L'Emporio Armani diventa una principessa sul pisello nel regno dell'Aquila, perde 72-65 gara tre, ridà una speranza a chi alla fine come Trento non vedeva l'ora di andarsi a sdraiare per rivedere almeno le stelle. La notte magica di Sutton che ha ammanettato Goudoleck e segnato 19 punti prendendo 10 rimbalzi come quel leone di Forray, come Hogue che in mezzo alle torri è diventato un polipo, segnando 18 punti e prendendo pure lui 10 rimbalzi. Milano che sperava di trovare i soliti guadagni col tiro da 3 abusato, 11 su 28, non ha mai creduto di dover davvero soffrire. Aspettava di veder cadere i maratoneti di Buscaglia, ma i giocatori di Trento hanno trovato mani sante che li sostenevano, alcune erano anche dei giocatori di Milano in versione soft, e quando erano davvero sfinitihanno visto il traguardo e ci si sono buttati sopra. Serie sul 2-1 per Milano che domani sera assaggerà di nuovo le mele di Trento, ma questa volta dovrebbe già conoscerne il sapore. Mele e amicizia per tutti nel castello trentino dell'Aquila, ma le mele, soprattutto nei primi 2 quarti, sono anche avvelenate per una Milano a cui piace balbettare da regina che sa di poter pagare i suoi peccati con meno danni della rivale e concedersi il lusso di non fare un tiro libero nei primi 20'.
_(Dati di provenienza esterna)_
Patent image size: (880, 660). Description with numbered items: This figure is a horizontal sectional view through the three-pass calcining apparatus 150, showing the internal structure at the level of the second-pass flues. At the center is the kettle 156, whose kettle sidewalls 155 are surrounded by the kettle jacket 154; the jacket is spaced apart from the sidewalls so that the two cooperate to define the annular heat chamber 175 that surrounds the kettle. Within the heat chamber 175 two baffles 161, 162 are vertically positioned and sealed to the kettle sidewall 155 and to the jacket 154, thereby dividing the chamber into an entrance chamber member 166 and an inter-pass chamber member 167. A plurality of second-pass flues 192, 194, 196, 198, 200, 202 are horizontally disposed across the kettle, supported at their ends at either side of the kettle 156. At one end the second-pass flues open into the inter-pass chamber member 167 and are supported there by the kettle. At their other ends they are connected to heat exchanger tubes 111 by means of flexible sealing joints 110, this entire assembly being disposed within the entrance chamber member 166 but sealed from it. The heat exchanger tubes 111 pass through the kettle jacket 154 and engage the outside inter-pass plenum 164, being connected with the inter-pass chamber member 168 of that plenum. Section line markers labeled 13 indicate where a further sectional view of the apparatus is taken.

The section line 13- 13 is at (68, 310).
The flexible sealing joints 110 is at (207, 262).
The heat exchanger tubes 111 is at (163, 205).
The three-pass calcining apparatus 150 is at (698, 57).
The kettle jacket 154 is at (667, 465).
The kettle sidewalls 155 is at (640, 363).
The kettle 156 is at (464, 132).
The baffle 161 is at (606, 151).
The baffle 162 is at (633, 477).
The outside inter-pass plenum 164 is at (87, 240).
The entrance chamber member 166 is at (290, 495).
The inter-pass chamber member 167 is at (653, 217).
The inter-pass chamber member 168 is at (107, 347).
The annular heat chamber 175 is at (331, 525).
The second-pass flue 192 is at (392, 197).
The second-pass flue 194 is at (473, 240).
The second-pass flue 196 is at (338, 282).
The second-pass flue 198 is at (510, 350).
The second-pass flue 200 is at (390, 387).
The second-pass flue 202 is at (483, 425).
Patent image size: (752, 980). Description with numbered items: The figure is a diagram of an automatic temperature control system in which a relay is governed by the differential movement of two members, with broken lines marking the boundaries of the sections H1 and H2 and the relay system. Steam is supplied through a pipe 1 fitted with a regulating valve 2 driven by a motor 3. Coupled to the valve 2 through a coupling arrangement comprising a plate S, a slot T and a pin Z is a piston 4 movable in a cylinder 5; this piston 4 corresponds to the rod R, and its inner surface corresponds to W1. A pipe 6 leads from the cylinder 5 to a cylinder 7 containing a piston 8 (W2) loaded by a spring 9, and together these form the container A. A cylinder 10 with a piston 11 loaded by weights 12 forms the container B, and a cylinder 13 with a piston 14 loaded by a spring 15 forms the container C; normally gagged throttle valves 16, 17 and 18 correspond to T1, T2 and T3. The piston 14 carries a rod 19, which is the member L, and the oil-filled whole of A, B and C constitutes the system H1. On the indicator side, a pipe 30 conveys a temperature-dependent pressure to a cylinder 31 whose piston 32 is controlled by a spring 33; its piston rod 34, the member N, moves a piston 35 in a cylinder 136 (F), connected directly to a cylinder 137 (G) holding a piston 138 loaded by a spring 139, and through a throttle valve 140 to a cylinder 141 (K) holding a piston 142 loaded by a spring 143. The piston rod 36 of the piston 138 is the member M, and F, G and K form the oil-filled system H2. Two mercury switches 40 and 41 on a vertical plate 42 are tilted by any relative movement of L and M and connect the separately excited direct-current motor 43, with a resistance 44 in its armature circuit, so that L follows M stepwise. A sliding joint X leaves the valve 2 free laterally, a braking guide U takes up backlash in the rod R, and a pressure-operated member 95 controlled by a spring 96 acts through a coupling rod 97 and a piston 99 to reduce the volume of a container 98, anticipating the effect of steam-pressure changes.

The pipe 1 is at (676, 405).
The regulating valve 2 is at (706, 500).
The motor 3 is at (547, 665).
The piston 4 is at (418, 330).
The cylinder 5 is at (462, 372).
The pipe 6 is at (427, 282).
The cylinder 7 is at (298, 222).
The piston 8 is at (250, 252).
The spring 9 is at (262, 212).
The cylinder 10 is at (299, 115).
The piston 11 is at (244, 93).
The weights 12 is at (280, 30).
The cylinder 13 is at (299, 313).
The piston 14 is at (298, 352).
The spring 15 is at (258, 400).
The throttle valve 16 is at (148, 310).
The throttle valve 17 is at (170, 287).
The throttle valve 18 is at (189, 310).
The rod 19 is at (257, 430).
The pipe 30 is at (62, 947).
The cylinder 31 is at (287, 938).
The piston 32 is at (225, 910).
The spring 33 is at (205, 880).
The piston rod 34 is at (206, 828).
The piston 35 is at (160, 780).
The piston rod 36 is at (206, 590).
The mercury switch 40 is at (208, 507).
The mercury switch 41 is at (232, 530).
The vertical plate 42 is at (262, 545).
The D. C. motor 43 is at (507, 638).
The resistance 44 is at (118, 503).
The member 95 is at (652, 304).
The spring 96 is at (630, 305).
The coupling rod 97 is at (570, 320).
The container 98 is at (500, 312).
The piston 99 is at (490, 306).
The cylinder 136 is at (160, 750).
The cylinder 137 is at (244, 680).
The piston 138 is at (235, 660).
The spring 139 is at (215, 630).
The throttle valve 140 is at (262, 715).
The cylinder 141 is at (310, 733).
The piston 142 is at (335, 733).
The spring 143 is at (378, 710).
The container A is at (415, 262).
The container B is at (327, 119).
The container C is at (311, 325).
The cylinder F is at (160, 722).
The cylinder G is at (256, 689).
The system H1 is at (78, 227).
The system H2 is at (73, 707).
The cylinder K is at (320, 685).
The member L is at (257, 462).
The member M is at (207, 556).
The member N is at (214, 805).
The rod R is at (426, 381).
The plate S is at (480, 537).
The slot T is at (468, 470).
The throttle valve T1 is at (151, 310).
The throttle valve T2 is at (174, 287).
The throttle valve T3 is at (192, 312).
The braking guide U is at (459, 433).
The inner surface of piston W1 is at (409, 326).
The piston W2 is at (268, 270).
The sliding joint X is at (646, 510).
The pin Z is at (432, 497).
Trento pecca molto, tira maluccio, 1 su 9 da 3, ogni errore lo paga doppio mentre la Regina che ama farsi notare anche per i suoi peccatucci se la cava con piccoli danni collaterali anche se dopo 20' è sotto nel punteggio (35-31) pagando la pigrizia a rimbalzo, un solo recuperato in attacco contro gli otto dei cacciatori di Buscaglia, pirati che avrebbero bisogno di tutto e del Flaccadori che invece finirà sotto i ferri del chirurgo. Trento non ha una grande mira, pessimo inizio, segna un solo tiro da 3 sui 9 tentati, mentre l'Emporio ha la sua banca oltre la linea dei tre punti, 5 su 11, anche se i matamoros di gara due Goudelock e Jarrels segnano 7 punti, lasciando la gloria di metà gara al Bertans di 8 punti, canestri pesanti come quelli del Gomes che sicuramente è il migliore di Trento dopo l'inizio da leone di Hogue, 9 punti e 6 rimbalzi, con Sutton che sa fermare Goudelock e trova pure 8 punti, ma quello che manca è Shields, anche se in difesa è un leone. Milano con la veste da camera, 0 tiri liberi, un basket chiacchierato più che giocato.

Quando Trento ci piglia da 3, quando Milano fa la schizzinosa a rimbalzo le Aquile artigliano e nel terzo quarto vanno addirittura a più 14, ma appena Gudaitis si fa largo sotto e la coppia Jarrels-Goudelock trova un po' di luce lo scarto si riduce anche se dopo 30' il 58-48 è davvero inquietante per chi ha riserve che dall'altra parte sarebbero titolari. Trento torna a +14 prima di cominciare a vedere doppio, Milano smette di fare la principessa sul pisello, attacca, sfrutta la fatica dei nemici, torna vicina, ma alla fine Sutton e Hogue portano Trento nella conca dei sogni. Vittoria e finale scudetto riaperta.